LA FIN DU Õ ST-PIERRE À BATHURST
La Brasserie Õ St-Pierre était un lieu de rassemblement pour les Acadiens
Une page se tourne sur un lieu emblématique pour les francophones, à Bathurst. Les locaux de l’ancienne Brasserie Õ St-Pierre, qui avait pignon sur rue dans le secteur ouest de la ville pendant trois décennies, sont démolis.
Le centre commercial Supermall, sur l’avenue St. Peter, est réaménagé pour accueillir un magasin Giant Tiger, qui aura une superficie de près de 24 000 pieds carrés.
La chaîne prévoit ouvrir ses portes en juillet.
Le commerce de meubles et d’électroménagers Brick, qui se trouvait au coin, a déménagé sur la rue St. Anne. Le Rossy n’est plus là également.
L’espace qui a longtemps abrité la Brasserie Õ St-Pierre est tombé sous le pic des démolisseurs.
C’est avec un pincement au coeur que le premier propriétaire de ce bar restaurant a vu les gravats de ce qui a constitué sa vie.

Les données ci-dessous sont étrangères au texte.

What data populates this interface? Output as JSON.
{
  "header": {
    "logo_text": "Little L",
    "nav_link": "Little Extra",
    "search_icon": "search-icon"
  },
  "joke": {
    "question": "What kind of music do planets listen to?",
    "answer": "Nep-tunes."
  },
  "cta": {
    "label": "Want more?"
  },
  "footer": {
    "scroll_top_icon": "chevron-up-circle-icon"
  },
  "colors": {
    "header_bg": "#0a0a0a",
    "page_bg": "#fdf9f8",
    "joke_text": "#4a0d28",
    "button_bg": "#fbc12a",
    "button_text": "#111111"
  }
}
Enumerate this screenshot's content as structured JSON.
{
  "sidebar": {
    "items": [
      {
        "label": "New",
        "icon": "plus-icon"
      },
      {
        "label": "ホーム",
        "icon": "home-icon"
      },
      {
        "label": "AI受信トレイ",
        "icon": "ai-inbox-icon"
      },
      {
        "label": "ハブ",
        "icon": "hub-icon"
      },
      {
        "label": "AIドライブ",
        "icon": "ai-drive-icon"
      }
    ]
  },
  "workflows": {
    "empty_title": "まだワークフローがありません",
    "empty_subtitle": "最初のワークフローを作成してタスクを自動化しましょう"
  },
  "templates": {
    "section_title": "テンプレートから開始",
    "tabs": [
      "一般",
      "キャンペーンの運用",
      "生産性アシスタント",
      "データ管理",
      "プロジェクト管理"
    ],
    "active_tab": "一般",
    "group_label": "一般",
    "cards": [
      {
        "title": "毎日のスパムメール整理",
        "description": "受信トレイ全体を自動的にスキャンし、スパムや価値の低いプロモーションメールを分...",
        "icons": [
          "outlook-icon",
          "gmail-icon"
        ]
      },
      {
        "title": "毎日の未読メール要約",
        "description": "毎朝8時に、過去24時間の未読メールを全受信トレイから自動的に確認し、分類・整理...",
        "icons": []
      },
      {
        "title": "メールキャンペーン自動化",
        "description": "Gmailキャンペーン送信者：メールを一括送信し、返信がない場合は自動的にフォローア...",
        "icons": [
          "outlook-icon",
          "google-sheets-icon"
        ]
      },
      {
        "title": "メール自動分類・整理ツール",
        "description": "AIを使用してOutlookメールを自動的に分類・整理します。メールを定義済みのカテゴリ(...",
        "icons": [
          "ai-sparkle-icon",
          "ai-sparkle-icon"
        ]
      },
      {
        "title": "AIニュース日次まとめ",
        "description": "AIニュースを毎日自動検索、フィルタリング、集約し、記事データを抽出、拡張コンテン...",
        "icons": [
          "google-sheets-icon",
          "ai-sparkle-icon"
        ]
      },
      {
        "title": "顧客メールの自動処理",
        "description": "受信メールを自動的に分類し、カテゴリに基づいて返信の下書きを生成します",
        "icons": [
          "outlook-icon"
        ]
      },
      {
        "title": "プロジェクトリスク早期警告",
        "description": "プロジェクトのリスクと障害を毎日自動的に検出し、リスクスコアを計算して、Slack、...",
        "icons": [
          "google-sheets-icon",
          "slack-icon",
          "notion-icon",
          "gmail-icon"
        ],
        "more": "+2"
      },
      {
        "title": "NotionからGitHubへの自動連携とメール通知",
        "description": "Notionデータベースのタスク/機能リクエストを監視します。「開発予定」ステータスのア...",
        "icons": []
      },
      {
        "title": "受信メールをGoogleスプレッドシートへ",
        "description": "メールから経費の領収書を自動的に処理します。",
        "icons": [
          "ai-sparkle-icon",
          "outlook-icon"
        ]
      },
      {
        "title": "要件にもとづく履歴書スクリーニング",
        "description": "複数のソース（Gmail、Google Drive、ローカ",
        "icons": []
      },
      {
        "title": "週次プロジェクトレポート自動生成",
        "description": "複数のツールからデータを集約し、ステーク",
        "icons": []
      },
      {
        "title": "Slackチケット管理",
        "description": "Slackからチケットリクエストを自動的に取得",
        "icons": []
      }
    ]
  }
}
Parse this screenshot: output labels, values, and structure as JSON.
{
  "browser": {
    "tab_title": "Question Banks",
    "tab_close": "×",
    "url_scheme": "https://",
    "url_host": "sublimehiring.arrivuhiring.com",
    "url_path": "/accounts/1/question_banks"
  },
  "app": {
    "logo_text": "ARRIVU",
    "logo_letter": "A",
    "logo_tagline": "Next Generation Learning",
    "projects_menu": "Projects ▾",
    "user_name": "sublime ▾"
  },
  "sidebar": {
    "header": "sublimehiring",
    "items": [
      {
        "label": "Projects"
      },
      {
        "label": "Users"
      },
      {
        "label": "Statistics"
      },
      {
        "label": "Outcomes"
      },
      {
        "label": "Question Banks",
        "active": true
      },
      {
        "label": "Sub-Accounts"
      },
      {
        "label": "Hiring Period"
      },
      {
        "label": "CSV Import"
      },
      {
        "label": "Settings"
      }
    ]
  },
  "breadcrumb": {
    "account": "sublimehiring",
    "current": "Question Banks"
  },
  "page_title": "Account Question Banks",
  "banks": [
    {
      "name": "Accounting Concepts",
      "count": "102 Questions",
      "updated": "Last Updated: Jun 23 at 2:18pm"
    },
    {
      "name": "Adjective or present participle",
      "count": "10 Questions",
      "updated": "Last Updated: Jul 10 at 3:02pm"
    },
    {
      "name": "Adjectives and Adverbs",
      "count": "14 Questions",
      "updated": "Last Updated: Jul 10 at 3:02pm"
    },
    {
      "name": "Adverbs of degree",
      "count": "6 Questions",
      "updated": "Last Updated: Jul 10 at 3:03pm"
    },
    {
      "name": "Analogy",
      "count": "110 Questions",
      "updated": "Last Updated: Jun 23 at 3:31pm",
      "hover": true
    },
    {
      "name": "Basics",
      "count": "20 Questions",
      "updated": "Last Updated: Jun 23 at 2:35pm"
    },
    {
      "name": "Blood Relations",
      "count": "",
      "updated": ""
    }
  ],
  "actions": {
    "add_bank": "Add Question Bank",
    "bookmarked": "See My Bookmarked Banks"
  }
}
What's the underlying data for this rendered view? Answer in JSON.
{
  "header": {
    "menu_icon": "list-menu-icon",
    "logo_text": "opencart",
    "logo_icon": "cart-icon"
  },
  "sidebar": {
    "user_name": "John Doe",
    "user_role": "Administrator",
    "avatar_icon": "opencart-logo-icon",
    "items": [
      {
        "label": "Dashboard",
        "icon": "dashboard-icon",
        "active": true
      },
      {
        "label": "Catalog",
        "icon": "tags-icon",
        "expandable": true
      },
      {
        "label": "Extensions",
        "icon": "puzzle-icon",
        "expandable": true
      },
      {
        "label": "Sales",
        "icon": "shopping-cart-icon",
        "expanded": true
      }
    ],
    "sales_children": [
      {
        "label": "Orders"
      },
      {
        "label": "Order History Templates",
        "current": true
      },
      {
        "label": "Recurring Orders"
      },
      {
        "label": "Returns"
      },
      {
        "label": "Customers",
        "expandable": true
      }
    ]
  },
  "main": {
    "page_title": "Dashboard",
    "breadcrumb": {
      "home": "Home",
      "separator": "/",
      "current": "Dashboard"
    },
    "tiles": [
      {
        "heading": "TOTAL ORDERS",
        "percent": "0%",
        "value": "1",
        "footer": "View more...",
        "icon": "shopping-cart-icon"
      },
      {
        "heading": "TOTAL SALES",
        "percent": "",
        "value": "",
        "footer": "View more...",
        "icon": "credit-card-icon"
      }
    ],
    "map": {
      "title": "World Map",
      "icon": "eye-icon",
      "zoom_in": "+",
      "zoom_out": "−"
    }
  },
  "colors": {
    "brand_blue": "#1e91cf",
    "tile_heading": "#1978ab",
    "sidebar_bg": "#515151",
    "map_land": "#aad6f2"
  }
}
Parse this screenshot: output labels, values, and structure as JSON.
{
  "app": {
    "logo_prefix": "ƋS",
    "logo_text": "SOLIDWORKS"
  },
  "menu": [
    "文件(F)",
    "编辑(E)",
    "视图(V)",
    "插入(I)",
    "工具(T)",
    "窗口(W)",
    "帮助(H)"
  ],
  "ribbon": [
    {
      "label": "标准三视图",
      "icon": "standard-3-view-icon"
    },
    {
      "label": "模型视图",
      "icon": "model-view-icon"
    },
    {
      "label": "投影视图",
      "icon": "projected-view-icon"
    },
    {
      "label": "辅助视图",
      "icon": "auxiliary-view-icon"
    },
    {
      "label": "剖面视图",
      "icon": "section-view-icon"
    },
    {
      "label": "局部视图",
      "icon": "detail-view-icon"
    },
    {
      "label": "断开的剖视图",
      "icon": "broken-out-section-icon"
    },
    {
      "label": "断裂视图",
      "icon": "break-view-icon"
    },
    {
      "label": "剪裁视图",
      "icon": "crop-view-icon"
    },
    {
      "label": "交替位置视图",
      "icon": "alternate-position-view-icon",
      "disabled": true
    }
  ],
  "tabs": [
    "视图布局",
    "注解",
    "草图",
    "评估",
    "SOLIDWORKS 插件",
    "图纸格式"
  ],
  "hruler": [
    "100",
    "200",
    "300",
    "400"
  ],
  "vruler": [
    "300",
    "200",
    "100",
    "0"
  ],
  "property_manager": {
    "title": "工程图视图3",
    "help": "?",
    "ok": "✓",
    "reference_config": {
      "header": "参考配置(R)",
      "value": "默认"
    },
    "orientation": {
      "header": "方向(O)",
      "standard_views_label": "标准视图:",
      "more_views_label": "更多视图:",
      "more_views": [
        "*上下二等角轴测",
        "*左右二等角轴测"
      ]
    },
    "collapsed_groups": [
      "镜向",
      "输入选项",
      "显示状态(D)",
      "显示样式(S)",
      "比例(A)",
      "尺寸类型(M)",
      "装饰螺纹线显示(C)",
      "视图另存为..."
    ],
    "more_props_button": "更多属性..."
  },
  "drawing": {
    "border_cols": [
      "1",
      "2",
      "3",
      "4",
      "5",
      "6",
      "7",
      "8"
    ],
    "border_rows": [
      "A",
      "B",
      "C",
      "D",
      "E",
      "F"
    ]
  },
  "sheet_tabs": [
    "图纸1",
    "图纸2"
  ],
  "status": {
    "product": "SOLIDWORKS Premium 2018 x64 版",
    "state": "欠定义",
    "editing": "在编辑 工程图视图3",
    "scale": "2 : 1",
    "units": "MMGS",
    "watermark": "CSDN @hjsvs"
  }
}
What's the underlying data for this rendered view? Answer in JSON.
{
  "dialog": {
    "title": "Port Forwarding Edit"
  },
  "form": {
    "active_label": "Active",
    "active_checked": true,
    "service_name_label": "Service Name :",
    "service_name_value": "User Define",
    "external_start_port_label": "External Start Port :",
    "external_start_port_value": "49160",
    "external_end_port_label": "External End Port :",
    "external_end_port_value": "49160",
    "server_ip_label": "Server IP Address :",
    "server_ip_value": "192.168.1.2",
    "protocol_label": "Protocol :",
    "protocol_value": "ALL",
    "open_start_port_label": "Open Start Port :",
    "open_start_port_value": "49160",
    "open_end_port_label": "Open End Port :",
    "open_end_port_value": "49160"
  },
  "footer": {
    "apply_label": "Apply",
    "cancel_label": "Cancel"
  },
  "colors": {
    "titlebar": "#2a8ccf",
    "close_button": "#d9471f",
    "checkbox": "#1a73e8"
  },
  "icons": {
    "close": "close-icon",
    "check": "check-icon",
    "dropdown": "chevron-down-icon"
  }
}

«En regardant les gens travailler à la démolition, ça m’a ramené au temps où nous étions en train de construire la brasserie, il y a 33 ans. C’est la fin d’une époque. Il faut passer à autre chose, sauf que ça me frappe, c’est sûr. Ça a été toute ma vie et honnêtement, je n’ai aucun regret. Je n’ai que des bons souvenirs. Ça m’a permis de rencontrer des gens et des employés extraordinaires», a confié Hervé Mallet, très ému.
Le 10 février 1984, les jeunes Hervé Mallet et Claude Goupil, originaires de Shippagan, défiaient l’establishment anglophone en ouvrant cette brasserie. À cette époque, il fallait de l’audace pour apposer une enseigne seulement dans la langue de Molière dans la ville de Bathurst, qui plus est en francisant la rue St. Peter. Le bar-terrasse s’est rapidement bâti une bonne réputation, grâce au concept et au professionnalisme du propriétaire et de son personnel.
«À la brasserie, nous nous sentions chez nous, en famille. Presque tout le monde se connaissait. C’est une des terrasses qui a le mieux fonctionné dans l’histoire de Bathurst. C’était un endroit chaleureux. Le propriétaire était presque toujours là. Il avait de l’entregent. Il y avait très peu de changements dans le personnel, donc ça en dit beaucoup», vante Ronald Godin, un client du début à la fin.
«Il y a des générations de père en fils et de mère en fille qui sont venues à la brasserie. Hervé a été un des pionniers dans l’affichage unilingue français. C’est vrai que l’endroit était plus identifié francophone, mais au fur et à mesure, un certain nombre d’anglophones se sont aperçus qu’il y avait quelque chose de spécial là et ils l’ont adopté», explique le citoyen de Bathurst.
L’établissement était aussi reconnu pour la place qu’il donnait aux artistes.
«Chaque 26 décembre, je présentais un spectacle avec des invités surprises. Les gens achetaient leur billet, sans savoir qui serait là. C’était devenu une tradition pendant une dizaine d’années. Nous avons repris cette formule dans la Péninsule acadienne avec Jean-François Breau, ensuite avec le concept Trois gars une fille, à Tracadie, et par la suite, Trois gars du nord, qui tourne un peu partout», relate le chanteur Danny Boudreau.
«C’est aussi à la brasserie que nous avons débuté le groupe Nova. Il y avait beaucoup de place pour la musique francophone. Il y avait de tout, mais si on voulait jouer en français, c’était l’endroit.»
En 2012, Hervé Mallet vendait son établissement.
La brasserie est passée entre d’autres mains en 2014, avant de cesser définitivement ses activités l’année suivante.
«Nous étions écervelés je dirais. Il n’était pas question pour nous d’ouvrir une brasserie anglophone. Nous n’avions rien contre les anglophones, sauf qu’il y avait un gros manque pour ce service à l’égard des francophones. Nous avons osé, sans bien mesurer ce que nous faisions», soutient M. Mallet.